Heath wrote and drew a one-page comic for the Hero Initiative (lettered and colored by the late, great Darwyn Cooke) that discussed his thoughts on Lichtenstein, as well as his gratitude for the Hero Initiative itself (note that Heath mistakenly mixed up "Blam!" which was based on his work with "Whaam!" which was based on Novick's work)...

A fine statement.

A problem that we have, of course, is that so many of the comic book artists that Lichtenstein used as part of his work (by the way, Lichtenstein himself professed an appreciation for comic books, stating, "The things that I have apparently parodied I actually admire") died a long time ago. Tony Abruzzo, for instance, the brilliant romance comic book artist who drew the page...

that became Lichtenstein's famous "Drowning Girl"...

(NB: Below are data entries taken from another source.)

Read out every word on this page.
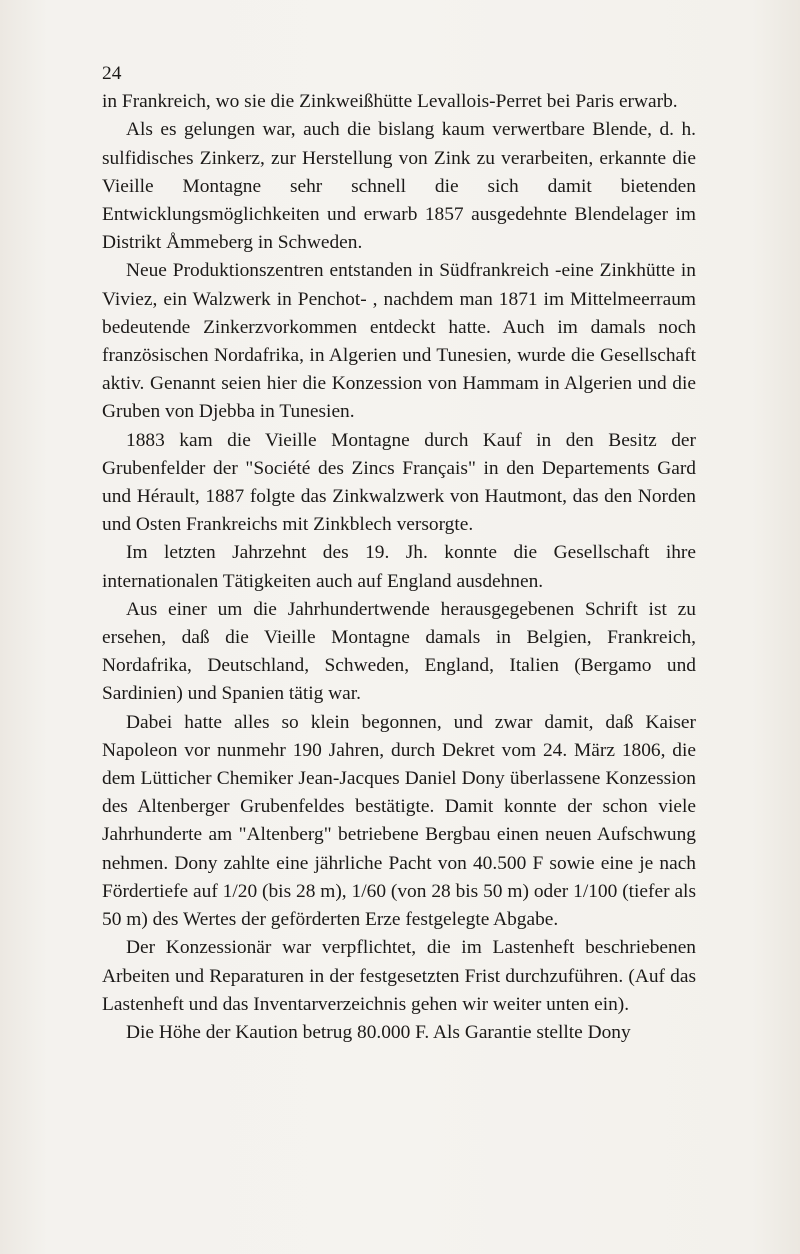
24

in Frankreich, wo sie die Zinkweißhütte Levallois-Perret bei Paris erwarb.

Als es gelungen war, auch die bislang kaum verwertbare Blende, d. h. sulfidisches Zinkerz, zur Herstellung von Zink zu verarbeiten, erkannte die Vieille Montagne sehr schnell die sich damit bietenden Entwicklungsmöglichkeiten und erwarb 1857 ausgedehnte Blendelager im Distrikt Åmmeberg in Schweden.

Neue Produktionszentren entstanden in Südfrankreich -eine Zinkhütte in Viviez, ein Walzwerk in Penchot- , nachdem man 1871 im Mittelmeerraum bedeutende Zinkerzvorkommen entdeckt hatte. Auch im damals noch französischen Nordafrika, in Algerien und Tunesien, wurde die Gesellschaft aktiv. Genannt seien hier die Konzession von Hammam in Algerien und die Gruben von Djebba in Tunesien.

1883 kam die Vieille Montagne durch Kauf in den Besitz der Grubenfelder der "Société des Zincs Français" in den Departements Gard und Hérault, 1887 folgte das Zinkwalzwerk von Hautmont, das den Norden und Osten Frankreichs mit Zinkblech versorgte.

Im letzten Jahrzehnt des 19. Jh. konnte die Gesellschaft ihre internationalen Tätigkeiten auch auf England ausdehnen.

Aus einer um die Jahrhundertwende herausgegebenen Schrift ist zu ersehen, daß die Vieille Montagne damals in Belgien, Frankreich, Nordafrika, Deutschland, Schweden, England, Italien (Bergamo und Sardinien) und Spanien tätig war.

Dabei hatte alles so klein begonnen, und zwar damit, daß Kaiser Napoleon vor nunmehr 190 Jahren, durch Dekret vom 24. März 1806, die dem Lütticher Chemiker Jean-Jacques Daniel Dony überlassene Konzession des Altenberger Grubenfeldes bestätigte. Damit konnte der schon viele Jahrhunderte am "Altenberg" betriebene Bergbau einen neuen Aufschwung nehmen. Dony zahlte eine jährliche Pacht von 40.500 F sowie eine je nach Fördertiefe auf 1/20 (bis 28 m), 1/60 (von 28 bis 50 m) oder 1/100 (tiefer als 50 m) des Wertes der geförderten Erze festgelegte Abgabe.

Der Konzessionär war verpflichtet, die im Lastenheft beschriebenen Arbeiten und Reparaturen in der festgesetzten Frist durchzuführen. (Auf das Lastenheft und das Inventarverzeichnis gehen wir weiter unten ein).

Die Höhe der Kaution betrug 80.000 F. Als Garantie stellte Dony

passed away in 1990 and he was not exactly a guy who was giving interviews left and right even before he died. I believe some of the best information that we have about Tony Abruzzo's life is an article that was written about him back in 1942! Heck, while Jack Kirby obviously was so famous that he gave many interviews over the years, Kirby also passed away nearly 25 years ago and as such, there is little in terms of what Kirby thought about his work being used by Lichtenstein, either.

Lichtenstein himself passed away in 1997, so for over two decades, we have been without both the controversial artist and most of the artists whose work that he adapted.

Even someone like Jerry Grandenetti, another war comics artist who had his work adapted by Lichtenstein, who lived well into the 21st Century, did not talk about Lichtenstein much in public. Perhaps in private these guys all were quite vocal about their thoughts, but in public interviews they typically remained tight-lipped. It has been left to later artists, guys like Dave Gibbons and Art Spiegleman (Spiegelman has the famous line “Lichtenstein did no more or less for comics than Andy Warhol did for soup"), to take up the charge against Lichtenstein.